No, he’d paid for the milk. That must have been against his principles, to steal milk.

I stood there. What could I do? Go up there and say, ‘I’m Howard Hughes and you must let this man go. He’s the president of Lockheed Corporation.’ I don’t know whether Bob had identified himself as Robert Gross, president of Lockheed, and I didn’t want to embarrass him, and I didn’t want to be hailed into court as an accessory to a Mallomar theft in a supermarket. That would have made page one everywhere.

How far had he gotten with the Mallomars?

They grabbed him on the outside, near the door. They always wait, I understand, until you’re past the checkout, otherwise you can sue them for false arrest.

I soon realized that Bob didn’t want to identify himself as one of the leading corporate executives in the United States. He wanted to pay these people off get out of there as quickly as possible. That’s what he was trying to do when I walked into the supermarket. But he didn’t have enough cash with him. He had maybe ten or fifteen dollars, and that wasn’t enough to get these hick-town people off his neck.

Didn’t he have a checkbook?

Of course he did, in the car, in his briefcase, but how could he give them a check and sign it Robert Gross? That would have allowed them to blackmail him for the rest of his days. He needed more cash. You don’t buy yourself out of a situation like that with ten dollars.

They had posted a man at the door, some beefy young guy in a
T-shirt
, to see that Bob didn’t scoot out. Bob sidled up to me and told me what had happened and that he had to have something substantial to pay these people off. ‘Howard, I’ve got to have a hundred dollars.’

I don’t carry that kind of cash on my person, of course, but I did in
the lining of my hat. I had my hat on the back seat of the car. They let me go – they had nothing against me except that I was the friend of the thief, and I went out to the car, tore open the lining of my hat, found a hundred-dollar bill and brought it back in.

I thought you said that you only carried thousands and singles in your hat.

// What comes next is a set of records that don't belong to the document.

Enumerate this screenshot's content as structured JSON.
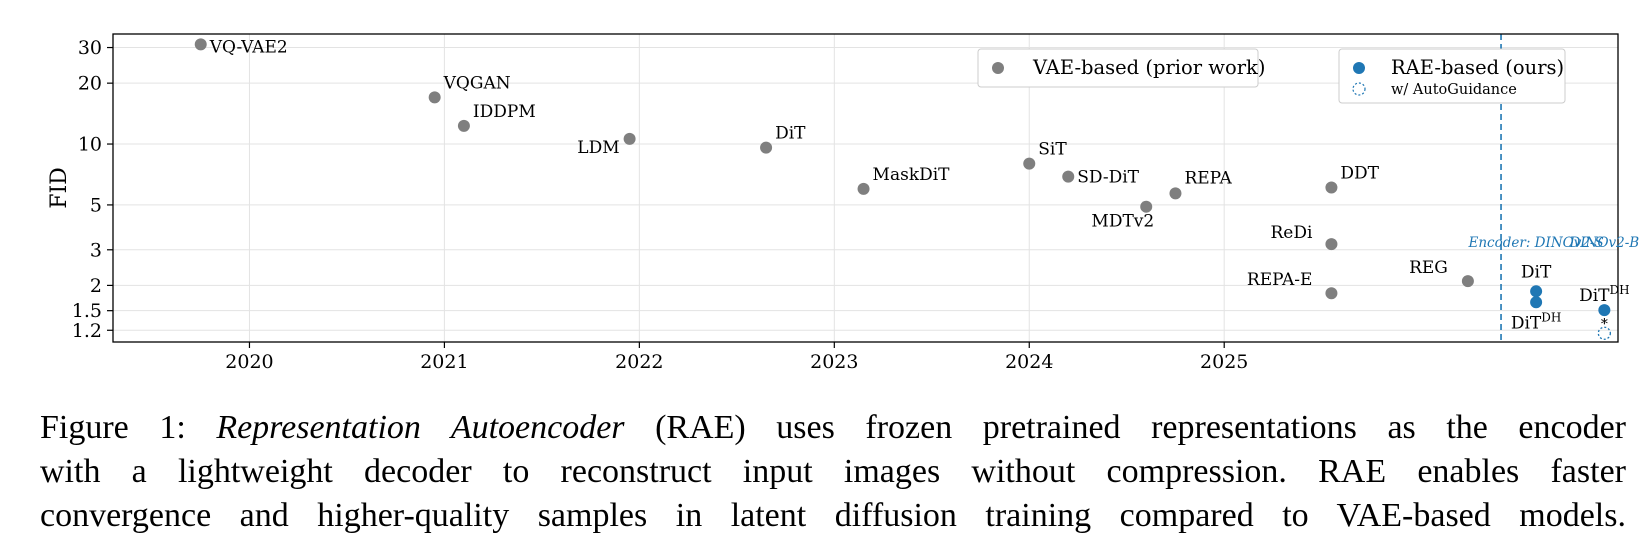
{
  "chart_data": {
    "type": "scatter",
    "ylabel": "FID",
    "y_scale": "log",
    "ylim": [
      1.05,
      35
    ],
    "y_ticks": [
      {
        "value": 1.2,
        "label": "1.2"
      },
      {
        "value": 1.5,
        "label": "1.5"
      },
      {
        "value": 2,
        "label": "2"
      },
      {
        "value": 3,
        "label": "3"
      },
      {
        "value": 5,
        "label": "5"
      },
      {
        "value": 10,
        "label": "10"
      },
      {
        "value": 20,
        "label": "20"
      },
      {
        "value": 30,
        "label": "30"
      }
    ],
    "xlim": [
      2019.3,
      2027.02
    ],
    "x_ticks": [
      {
        "value": 2020,
        "label": "2020"
      },
      {
        "value": 2021,
        "label": "2021"
      },
      {
        "value": 2022,
        "label": "2022"
      },
      {
        "value": 2023,
        "label": "2023"
      },
      {
        "value": 2024,
        "label": "2024"
      },
      {
        "value": 2025,
        "label": "2025"
      }
    ],
    "grid": true,
    "divider_x": 2026.42,
    "colors": {
      "vae": "#7f7f7f",
      "rae": "#1f77b4",
      "grid": "#e3e3e3",
      "axis": "#000000"
    },
    "series": [
      {
        "name": "VAE-based (prior work)",
        "points": [
          {
            "x": 2019.75,
            "y": 31.1,
            "label": "VQ-VAE2",
            "anchor": "start"
          },
          {
            "x": 2020.95,
            "y": 17.0,
            "label": "VQGAN",
            "anchor": "start"
          },
          {
            "x": 2021.1,
            "y": 12.3,
            "label": "IDDPM",
            "anchor": "start"
          },
          {
            "x": 2021.95,
            "y": 10.6,
            "label": "LDM",
            "anchor": "end"
          },
          {
            "x": 2022.65,
            "y": 9.6,
            "label": "DiT",
            "anchor": "start"
          },
          {
            "x": 2023.15,
            "y": 6.0,
            "label": "MaskDiT",
            "anchor": "start"
          },
          {
            "x": 2024.0,
            "y": 8.0,
            "label": "SiT",
            "anchor": "start"
          },
          {
            "x": 2024.2,
            "y": 6.9,
            "label": "SD-DiT",
            "anchor": "start"
          },
          {
            "x": 2024.6,
            "y": 4.9,
            "label": "MDTv2",
            "anchor": "end"
          },
          {
            "x": 2024.75,
            "y": 5.7,
            "label": "REPA",
            "anchor": "start"
          },
          {
            "x": 2025.55,
            "y": 6.1,
            "label": "DDT",
            "anchor": "start"
          },
          {
            "x": 2025.55,
            "y": 3.2,
            "label": "ReDi",
            "anchor": "end"
          },
          {
            "x": 2025.55,
            "y": 1.83,
            "label": "REPA-E",
            "anchor": "end"
          },
          {
            "x": 2026.25,
            "y": 2.1,
            "label": "REG",
            "anchor": "end"
          }
        ]
      },
      {
        "name": "RAE-based (ours)",
        "points": [
          {
            "x": 2026.6,
            "y": 1.87,
            "label": "DiT",
            "group": "Encoder: DINOv2-S"
          },
          {
            "x": 2026.6,
            "y": 1.65,
            "label": "DiT",
            "superscript": "DH",
            "group": "Encoder: DINOv2-S"
          },
          {
            "x": 2026.95,
            "y": 1.51,
            "label": "DiT",
            "superscript": "DH",
            "group": "DINOv2-B"
          }
        ]
      },
      {
        "name": "w/ AutoGuidance",
        "points": [
          {
            "x": 2026.95,
            "y": 1.16,
            "label": ""
          }
        ]
      }
    ],
    "group_labels": [
      {
        "text": "Encoder: DINOv2-S"
      },
      {
        "text": "DINOv2-B"
      }
    ],
    "legends": [
      {
        "entries": [
          {
            "label": "VAE-based (prior work)",
            "marker": "filled-gray"
          }
        ]
      },
      {
        "entries": [
          {
            "label": "RAE-based (ours)",
            "marker": "filled-blue"
          },
          {
            "label": "w/ AutoGuidance",
            "marker": "dotted-blue"
          }
        ]
      }
    ],
    "annotations": [
      {
        "text": "*",
        "note": "arrow from DiT-DH to AutoGuidance point"
      }
    ]
  },
  "caption": {
    "line1_prefix": "Figure 1: ",
    "line1_italic": "Representation Autoencoder",
    "line1_rest": " (RAE) uses frozen pretrained representations as the encoder",
    "line2": "with a lightweight decoder to reconstruct input images without compression.  RAE enables faster",
    "line3": "convergence and higher-quality samples in latent diffusion training compared to VAE-based models."
  }
}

I was lucky this time, or Bob was lucky. I had a few hundreds. If I’d only had thousands it would have cost Bob a thousand dollars, because I’m sure they wouldn’t have made change for him. They probably would have had him arrested for passing counterfeit money. I gave Bob the hundred-dollar bill and he gave it to the store manager, and they examined the bill a long time and finally said,’ Okay,’ and let him go.

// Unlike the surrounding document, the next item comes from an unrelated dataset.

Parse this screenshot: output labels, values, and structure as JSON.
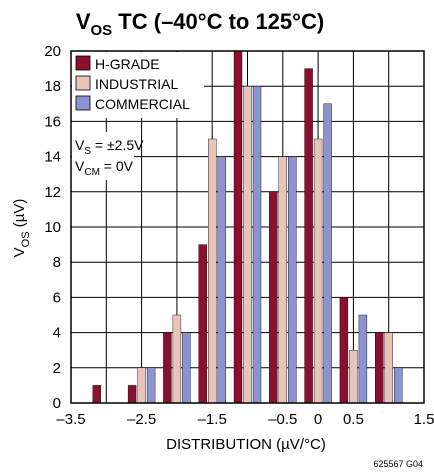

We went outside together. He was red in the face and sweating. He said, ‘Here’s your damn Mallomars. Next time go in and buy them yourself.’

‘I didn’t tell you to steal them, you goddamn idiot.’ I made him a long speech: ‘You ought to know that crime doesn’t pay. You should be grateful I had the money to bail you out of this. I could just as easily have turned tail and run and let you go to jail. How would it look if I was associated with a shoplifter? It would ruin my reputation.’

And that’s true: I doubt very much if Equitable Life would have loaned me $40 million if I’d been involved in a shoplifting scandal, even for a package of Mallomars. But of course, mostly I was just kidding Bob, and he knew it. On the way to Los Angeles we laughed about it, although it was kind of a strained laugh on his part. I often wondered afterwards if he went on with his candy stealing, or if that was the high point of his criminal career.

Anyway, the following year, 1953, I became involved in another selling attempt, which was chiefly the result of a misunderstanding between me and Spyros Skouras. I’d been talking to him in a Greek gin rummy club that he frequented, and I said I was interested in expanding my medical institute, and I might sell out everything in order to do it. What I meant was that I might transfer all my assets to the medical institute once it got going, but he misunderstood and thought I wanted to sell everything I
owned and become a philanthropist. Spyros didn’t speak English perfectly and I couldn’t understand half of what he said when he was talking fast, and maybe I didn’t hear some of it and just nodded – you know how that can happen. You just nod and say, ‘Yeah, yeah, sure.’ Your mind is somewhere else.